O mais provavél é que não tivesse visto nada mesmo. E foi este o ponto crucial: ele não tinha nada. Nada além de um olhar que era quase um pedido de piedade, alguns complexos e traumas de uma adolescência afetivamente frustrada, alguns relacionamentos mal acabados. Não acreditava em si mesmo, ou acreditava demais. Intercalava os dois extremos, reafirmando a insegurança e a eterna dúvida de ser que trazia consigo.

Ele não tinha nada. E exatamente por não ter nada a interessava. Era dona de uma tal veia socialista que saltava. Queria partilhar algo com ele. Queria, de alguma forma, preencher aquele vazio triste e grande, acolhido por olhos tão pequenos.
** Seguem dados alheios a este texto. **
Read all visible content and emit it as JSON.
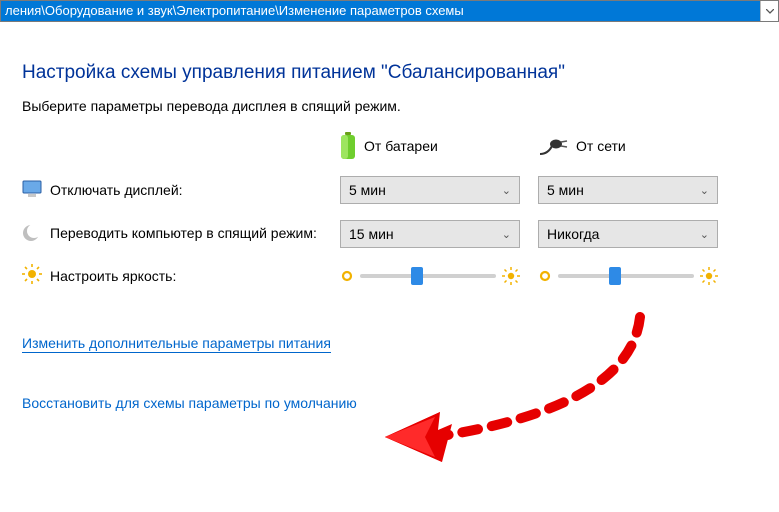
{
  "address_bar": "ления\\Оборудование и звук\\Электропитание\\Изменение параметров схемы",
  "page_title": "Настройка схемы управления питанием \"Сбалансированная\"",
  "subtitle": "Выберите параметры перевода дисплея в спящий режим.",
  "columns": {
    "battery": "От батареи",
    "plugged": "От сети"
  },
  "rows": {
    "display_off": {
      "label": "Отключать дисплей:",
      "battery": "5 мин",
      "plugged": "5 мин"
    },
    "sleep": {
      "label": "Переводить компьютер в спящий режим:",
      "battery": "15 мин",
      "plugged": "Никогда"
    },
    "brightness": {
      "label": "Настроить яркость:",
      "battery_pct": 42,
      "plugged_pct": 42
    }
  },
  "links": {
    "advanced": "Изменить дополнительные параметры питания",
    "restore": "Восстановить для схемы параметры по умолчанию"
  }
}
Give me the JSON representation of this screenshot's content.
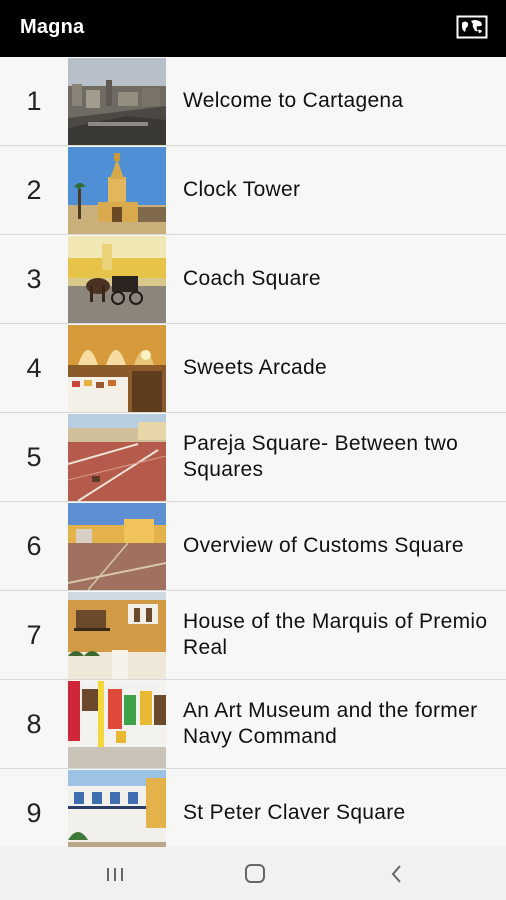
{
  "app": {
    "title": "Magna"
  },
  "tours": [
    {
      "number": "1",
      "title": "Welcome to Cartagena"
    },
    {
      "number": "2",
      "title": "Clock Tower"
    },
    {
      "number": "3",
      "title": "Coach Square"
    },
    {
      "number": "4",
      "title": "Sweets Arcade"
    },
    {
      "number": "5",
      "title": "Pareja Square- Between two Squares"
    },
    {
      "number": "6",
      "title": "Overview of Customs Square"
    },
    {
      "number": "7",
      "title": "House of the Marquis of Premio Real"
    },
    {
      "number": "8",
      "title": "An Art Museum and the former Navy Command"
    },
    {
      "number": "9",
      "title": "St Peter Claver Square"
    }
  ],
  "icons": {
    "map": "map-icon",
    "recents": "recents-icon",
    "home": "home-icon",
    "back": "back-icon"
  },
  "colors": {
    "topbar": "#000000",
    "background": "#f7f7f7",
    "divider": "#d9d9d9"
  }
}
O que não haviam dito a ela é que há quem se sustente pelo próprio vazio. Há quem deseje o nada, como se ele fosse, de certa forma, um pilar, uma identidade. Há ainda quem escolha o vazio como forma de auto-punição, por uso indevido do espaço em experiências anteriores. Foi estranho perceber que, ao menos um desses casos (ou ambos), seria o dele.

Ele não tinha nada. Constatação triste por si só. E ela não tinha como preenchê-lo. Ainda que quisesse, ainda que tivesse o potencial de torná-lo pleno, não podia! E não podia, basicamente, porque ele próprio nunca lhe abriu a porta e muito provavelmente nem soubesse como fazê-lo. Mais triste é não apenas que ela não tenha conseguido preenchê-lo, mas também que ele tenha lhe trazido o vazio dolorido de quem não conseguiu cumprir seu propósito.

Conforta saber que ela sabe bem que, para sentir-se plena de novo, basta abrir algumas portas. E, ao contrário dele, o caminho para a plenitude não lhe causa medo algum.

6 comentários :

Lígia disse...

Eu entendo... para mim é difícil resistir a um homem dependente... bjos!

Ana disse...

Qualquer semelhança não é mera coincidência. Rs

Carol Jardim disse...

Esse texto me fez sentir um vácuo. Cadê você para prenchê-lo, Jornalisticamente Incorreta?

Talita Cruz disse...

Ás vezes tenho vontade de mostrar seus texto para uma pessoa que eu conheço rs. Mas o pior é que eu sou o copo vazio da história...

Carol Jardim disse...

Saudades Jornalisticamente Incorreta. Cadê você?

Ariadne Lima disse...

Tô trabalhando tanto, Carolzinha, que não tá sobrando tempo para criar. :/ Mas eu volto! Beijinho! Saudades tbm!